Utrecht Science Park gives us the opportunity to test things and carry out experiments on a small scale, but in real life.

What is the impact of Utrecht Science Park on society? And what is your role in this?

Ultimately, as a university, you want to be able to implement the results of the various studies in everyday life, in mainstream society. This is the social impact you can have with the living lab as Utrecht University and Utrecht Science Park. For instance, Wilfried van Sark is also involved in projects at the Utrecht Sustainability Institute (USI). For example, a flat in Overvecht has now been renovated with the support of USI and made energy-neutral with solar panels on the roof. So this is the next step in the living lab project. You can start small, with just students and researchers. The next step is to bring in social partners. Then you can scale it up still further.

In my opinion, universities in general have an important contribution to make in the transition to a sustainable society. I regard myself as a small cog in the system. Ultimately, it’s about what the university does as a whole. However, at the Sustainability programme, we want to encourage and accelerate the process.

What is your personal dream with regard to your role? What would you like to achieve in the next five or ten years?

I have no concrete idea where I see myself in five or ten years. What currently drives me is the fact that through my work I can contribute to the transition to a sustainable world. Hopefully, this will still motivate me five or ten years from now.

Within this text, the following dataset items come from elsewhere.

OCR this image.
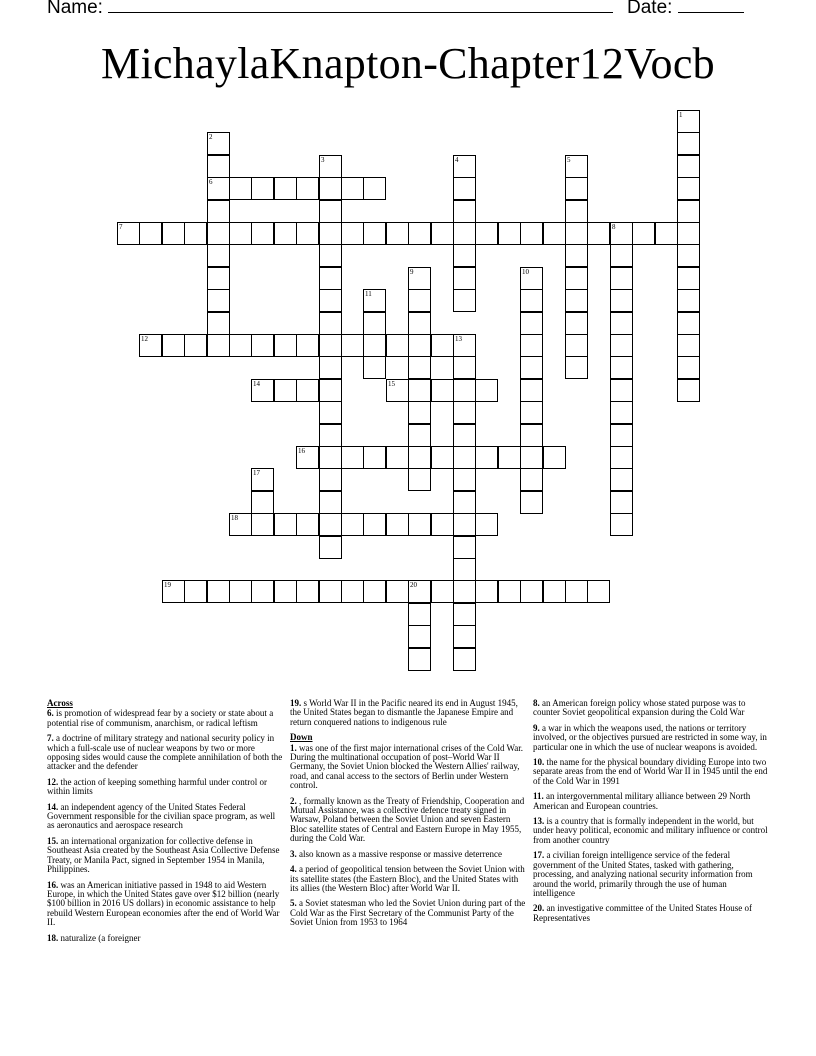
Name:	Date:
MichaylaKnapton-Chapter12Vocb
1
2
6
3	4	5
7	8
9	10
11
12	13
14	15
16
17
18
19	20
Across
6. is promotion of widespread fear by a society or state about a potential rise of communism, anarchism, or radical leftism
7. a doctrine of military strategy and national security policy in which a full-scale use of nuclear weapons by two or more opposing sides would cause the complete annihilation of both the attacker and the defender
12. the action of keeping something harmful under control or within limits
14. an independent agency of the United States Federal Government responsible for the civilian space program, as well as aeronautics and aerospace research
15. an international organization for collective defense in Southeast Asia created by the Southeast Asia Collective Defense Treaty, or Manila Pact, signed in September 1954 in Manila, Philippines.
16. was an American initiative passed in 1948 to aid Western Europe, in which the United States gave over $12 billion (nearly $100 billion in 2016 US dollars) in economic assistance to help rebuild Western European economies after the end of World War II.
18. naturalize (a foreigner
19. s World War II in the Pacific neared its end in August 1945, the United States began to dismantle the Japanese Empire and return conquered nations to indigenous rule
Down
1. was one of the first major international crises of the Cold War. During the multinational occupation of post–World War II Germany, the Soviet Union blocked the Western Allies' railway, road, and canal access to the sectors of Berlin under Western control.
2. , formally known as the Treaty of Friendship, Cooperation and Mutual Assistance, was a collective defence treaty signed in Warsaw, Poland between the Soviet Union and seven Eastern Bloc satellite states of Central and Eastern Europe in May 1955, during the Cold War.
3. also known as a massive response or massive deterrence
4. a period of geopolitical tension between the Soviet Union with its satellite states (the Eastern Bloc), and the United States with its allies (the Western Bloc) after World War II.
5. a Soviet statesman who led the Soviet Union during part of the Cold War as the First Secretary of the Communist Party of the Soviet Union from 1953 to 1964
8. an American foreign policy whose stated purpose was to counter Soviet geopolitical expansion during the Cold War
9. a war in which the weapons used, the nations or territory involved, or the objectives pursued are restricted in some way, in particular one in which the use of nuclear weapons is avoided.
10. the name for the physical boundary dividing Europe into two separate areas from the end of World War II in 1945 until the end of the Cold War in 1991
11. an intergovernmental military alliance between 29 North American and European countries.
13. is a country that is formally independent in the world, but under heavy political, economic and military influence or control from another country
17. a civilian foreign intelligence service of the federal government of the United States, tasked with gathering, processing, and analyzing national security information from around the world, primarily through the use of human intelligence
20. an investigative committee of the United States House of Representatives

I don’t yet know what form this will take.

With regard to the Sustainability program and Utrecht University, I hope that by 2030 we will have been able to put the living lab concept into practice even more. And that we can connect science to education and business in all kinds of ways. I hope Utrecht University will play an exemplary role in this light. So that if people want to know something about the combination of solar panels and biodiversity, for example, they can come and see our test site. I also hope that Utrecht University’s 5000 graduates will go out into the world with enough knowledge to become sustainable leaders. That they will determine the new course of large companies and launch new start-ups that will help to create a sustainable world. I really believe that this is by far the biggest impact we can have: for our students to help shape a new sustainable world.